Published online by Cambridge University Press: 05 June 2012
An observer viewing world Jewry in the year 1000 would have readily discerned an obvious Jewish demographic distribution and an equally obvious configuration of Jewish creativity. The oldest, largest, and most creative Jewish communities were located in the Muslim sphere, stretching from Mesopotamia westward through the eastern littoral of the Mediterranean Sea, across North Africa, and over onto the Iberian peninsula. Somewhat smaller, but still sizeable and venerable were the Jewish communities of the Byzantine Empire. Our putative observer might have noted, as an afterthought, the small Jewish settlements in western Christendom, huddled along the northern shores of the Mediterranean Sea, in Italy, southern France, and northern Spain; he might have – reasonably enough – not even bothered to mention them, for they would hardly have seemed worthy of serious attention.

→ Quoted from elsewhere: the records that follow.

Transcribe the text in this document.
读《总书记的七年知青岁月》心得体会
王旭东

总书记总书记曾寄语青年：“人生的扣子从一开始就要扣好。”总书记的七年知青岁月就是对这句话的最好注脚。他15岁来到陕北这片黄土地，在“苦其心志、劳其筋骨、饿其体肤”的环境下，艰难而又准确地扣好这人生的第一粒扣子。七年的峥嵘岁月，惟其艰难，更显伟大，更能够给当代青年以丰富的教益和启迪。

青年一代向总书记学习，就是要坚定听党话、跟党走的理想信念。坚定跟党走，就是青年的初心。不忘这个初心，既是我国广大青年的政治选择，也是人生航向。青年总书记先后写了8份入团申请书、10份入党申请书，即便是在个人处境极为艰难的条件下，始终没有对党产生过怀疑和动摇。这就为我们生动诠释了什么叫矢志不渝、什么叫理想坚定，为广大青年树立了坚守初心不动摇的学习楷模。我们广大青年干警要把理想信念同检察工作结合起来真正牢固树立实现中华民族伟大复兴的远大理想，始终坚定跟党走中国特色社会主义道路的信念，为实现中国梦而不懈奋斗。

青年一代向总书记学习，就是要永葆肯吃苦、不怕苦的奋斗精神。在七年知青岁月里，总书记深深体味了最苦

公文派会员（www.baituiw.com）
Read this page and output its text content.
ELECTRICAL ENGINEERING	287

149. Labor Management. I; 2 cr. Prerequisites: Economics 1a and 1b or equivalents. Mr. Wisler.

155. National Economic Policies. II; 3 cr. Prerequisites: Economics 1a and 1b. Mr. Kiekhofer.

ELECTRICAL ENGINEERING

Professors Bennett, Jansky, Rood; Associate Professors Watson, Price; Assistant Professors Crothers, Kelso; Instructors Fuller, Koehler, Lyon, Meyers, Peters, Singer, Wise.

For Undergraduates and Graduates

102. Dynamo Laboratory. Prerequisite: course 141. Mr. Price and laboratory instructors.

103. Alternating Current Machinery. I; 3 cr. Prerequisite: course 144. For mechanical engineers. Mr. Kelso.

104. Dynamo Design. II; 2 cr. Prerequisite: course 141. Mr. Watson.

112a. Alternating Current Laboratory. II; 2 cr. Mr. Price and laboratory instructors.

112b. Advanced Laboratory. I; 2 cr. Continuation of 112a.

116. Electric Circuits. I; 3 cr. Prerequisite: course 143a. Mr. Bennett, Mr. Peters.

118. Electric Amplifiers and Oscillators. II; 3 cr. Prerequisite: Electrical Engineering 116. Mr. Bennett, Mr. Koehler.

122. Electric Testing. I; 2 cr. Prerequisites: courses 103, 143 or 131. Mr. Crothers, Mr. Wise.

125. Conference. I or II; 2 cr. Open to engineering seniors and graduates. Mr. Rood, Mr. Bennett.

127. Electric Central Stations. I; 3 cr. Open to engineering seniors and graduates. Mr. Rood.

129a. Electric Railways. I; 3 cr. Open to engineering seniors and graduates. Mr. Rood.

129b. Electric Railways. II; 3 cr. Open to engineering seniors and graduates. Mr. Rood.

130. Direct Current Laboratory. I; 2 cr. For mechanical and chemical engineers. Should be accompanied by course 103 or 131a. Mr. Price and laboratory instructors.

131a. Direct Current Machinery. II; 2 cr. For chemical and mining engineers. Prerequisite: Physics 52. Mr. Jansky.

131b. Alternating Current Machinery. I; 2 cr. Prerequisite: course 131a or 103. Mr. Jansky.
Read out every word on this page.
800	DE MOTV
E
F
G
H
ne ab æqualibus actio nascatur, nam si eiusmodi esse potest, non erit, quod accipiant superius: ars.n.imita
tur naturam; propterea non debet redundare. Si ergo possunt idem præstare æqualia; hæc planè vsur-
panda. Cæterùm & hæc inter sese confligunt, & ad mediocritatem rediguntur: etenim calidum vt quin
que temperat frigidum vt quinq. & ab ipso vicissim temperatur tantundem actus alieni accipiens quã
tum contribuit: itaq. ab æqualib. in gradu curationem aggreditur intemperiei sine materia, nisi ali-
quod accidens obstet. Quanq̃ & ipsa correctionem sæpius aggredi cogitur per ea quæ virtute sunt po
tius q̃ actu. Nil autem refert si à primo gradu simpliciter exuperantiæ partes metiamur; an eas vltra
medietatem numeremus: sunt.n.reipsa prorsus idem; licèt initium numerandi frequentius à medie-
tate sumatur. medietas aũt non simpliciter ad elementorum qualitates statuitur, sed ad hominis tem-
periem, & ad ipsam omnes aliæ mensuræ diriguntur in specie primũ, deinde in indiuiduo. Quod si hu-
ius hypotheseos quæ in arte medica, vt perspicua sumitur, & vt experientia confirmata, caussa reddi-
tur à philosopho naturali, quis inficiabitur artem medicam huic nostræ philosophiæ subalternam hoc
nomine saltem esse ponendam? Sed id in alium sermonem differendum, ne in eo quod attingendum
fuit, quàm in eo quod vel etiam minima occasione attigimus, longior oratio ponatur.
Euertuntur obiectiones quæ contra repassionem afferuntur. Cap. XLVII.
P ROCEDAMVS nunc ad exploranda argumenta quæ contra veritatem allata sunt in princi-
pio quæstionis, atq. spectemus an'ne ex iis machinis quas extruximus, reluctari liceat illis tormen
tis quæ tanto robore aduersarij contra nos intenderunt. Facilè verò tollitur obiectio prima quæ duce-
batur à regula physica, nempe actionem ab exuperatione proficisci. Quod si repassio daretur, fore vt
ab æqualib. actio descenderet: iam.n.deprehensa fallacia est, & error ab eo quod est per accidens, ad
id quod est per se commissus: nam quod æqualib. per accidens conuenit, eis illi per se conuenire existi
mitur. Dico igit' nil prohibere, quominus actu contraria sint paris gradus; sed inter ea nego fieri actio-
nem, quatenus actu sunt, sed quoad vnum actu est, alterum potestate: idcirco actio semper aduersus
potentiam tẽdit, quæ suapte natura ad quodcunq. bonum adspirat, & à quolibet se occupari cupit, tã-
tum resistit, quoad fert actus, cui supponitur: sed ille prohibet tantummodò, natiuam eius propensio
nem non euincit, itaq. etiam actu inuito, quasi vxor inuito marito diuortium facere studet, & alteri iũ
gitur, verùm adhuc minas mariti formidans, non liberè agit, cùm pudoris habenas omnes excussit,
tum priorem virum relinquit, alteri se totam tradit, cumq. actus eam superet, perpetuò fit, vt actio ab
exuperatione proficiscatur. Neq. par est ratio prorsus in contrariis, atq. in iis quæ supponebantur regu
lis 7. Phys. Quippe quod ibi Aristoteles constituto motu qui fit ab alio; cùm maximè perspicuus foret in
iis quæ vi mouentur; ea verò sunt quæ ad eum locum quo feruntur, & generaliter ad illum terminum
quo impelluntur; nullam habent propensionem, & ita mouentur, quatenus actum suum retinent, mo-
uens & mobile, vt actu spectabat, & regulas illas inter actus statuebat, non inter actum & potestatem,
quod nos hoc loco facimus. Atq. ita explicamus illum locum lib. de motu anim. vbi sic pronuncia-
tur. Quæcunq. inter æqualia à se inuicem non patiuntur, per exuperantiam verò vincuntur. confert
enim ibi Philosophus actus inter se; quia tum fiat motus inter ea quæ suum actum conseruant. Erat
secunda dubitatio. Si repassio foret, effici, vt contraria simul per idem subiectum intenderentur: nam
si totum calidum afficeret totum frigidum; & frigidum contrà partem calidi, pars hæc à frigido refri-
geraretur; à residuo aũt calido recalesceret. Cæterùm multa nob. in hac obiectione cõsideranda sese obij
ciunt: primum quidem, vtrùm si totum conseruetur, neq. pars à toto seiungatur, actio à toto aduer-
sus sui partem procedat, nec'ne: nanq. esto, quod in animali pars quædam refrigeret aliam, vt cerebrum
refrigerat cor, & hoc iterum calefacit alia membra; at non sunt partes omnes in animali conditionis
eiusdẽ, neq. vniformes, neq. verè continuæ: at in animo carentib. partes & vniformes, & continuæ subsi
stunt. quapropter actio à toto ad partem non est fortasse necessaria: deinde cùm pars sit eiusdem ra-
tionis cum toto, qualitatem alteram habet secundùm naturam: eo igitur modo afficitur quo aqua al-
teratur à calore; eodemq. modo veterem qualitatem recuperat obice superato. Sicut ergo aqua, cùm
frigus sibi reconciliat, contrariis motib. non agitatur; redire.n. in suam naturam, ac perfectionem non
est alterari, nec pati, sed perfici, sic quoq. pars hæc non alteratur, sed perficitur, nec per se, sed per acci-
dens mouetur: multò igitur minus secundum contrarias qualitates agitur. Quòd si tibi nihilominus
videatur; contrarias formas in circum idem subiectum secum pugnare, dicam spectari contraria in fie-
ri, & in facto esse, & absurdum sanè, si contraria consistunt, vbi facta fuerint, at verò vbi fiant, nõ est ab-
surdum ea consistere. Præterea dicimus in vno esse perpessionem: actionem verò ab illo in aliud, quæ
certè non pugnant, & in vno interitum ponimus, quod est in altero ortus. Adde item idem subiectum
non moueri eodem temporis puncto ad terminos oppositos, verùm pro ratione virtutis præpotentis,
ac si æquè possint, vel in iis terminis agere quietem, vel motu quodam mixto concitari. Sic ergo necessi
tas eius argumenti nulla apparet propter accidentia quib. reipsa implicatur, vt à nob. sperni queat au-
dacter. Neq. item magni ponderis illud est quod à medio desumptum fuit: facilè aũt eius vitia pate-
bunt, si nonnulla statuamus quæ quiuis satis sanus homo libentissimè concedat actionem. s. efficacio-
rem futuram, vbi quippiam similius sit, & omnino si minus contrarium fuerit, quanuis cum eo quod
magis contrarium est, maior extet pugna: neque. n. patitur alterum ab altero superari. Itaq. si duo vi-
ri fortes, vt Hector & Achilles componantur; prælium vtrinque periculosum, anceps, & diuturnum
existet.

Our observer would almost certainly have known that this pattern of Jewish demography and creativity had been established more than a thousand years earlier, long before the rise of Islam to its position of power during the seventh century. He would have been aware that, subsequent to the exile of the Jews from their homeland in the sixth pre-Christian century, two major centers of Jewish life had emerged, one as the result of Jewish resettlement in Palestine and the other as a result of the decision of Jews to secure for themselves a permanent place in Mesopotamia.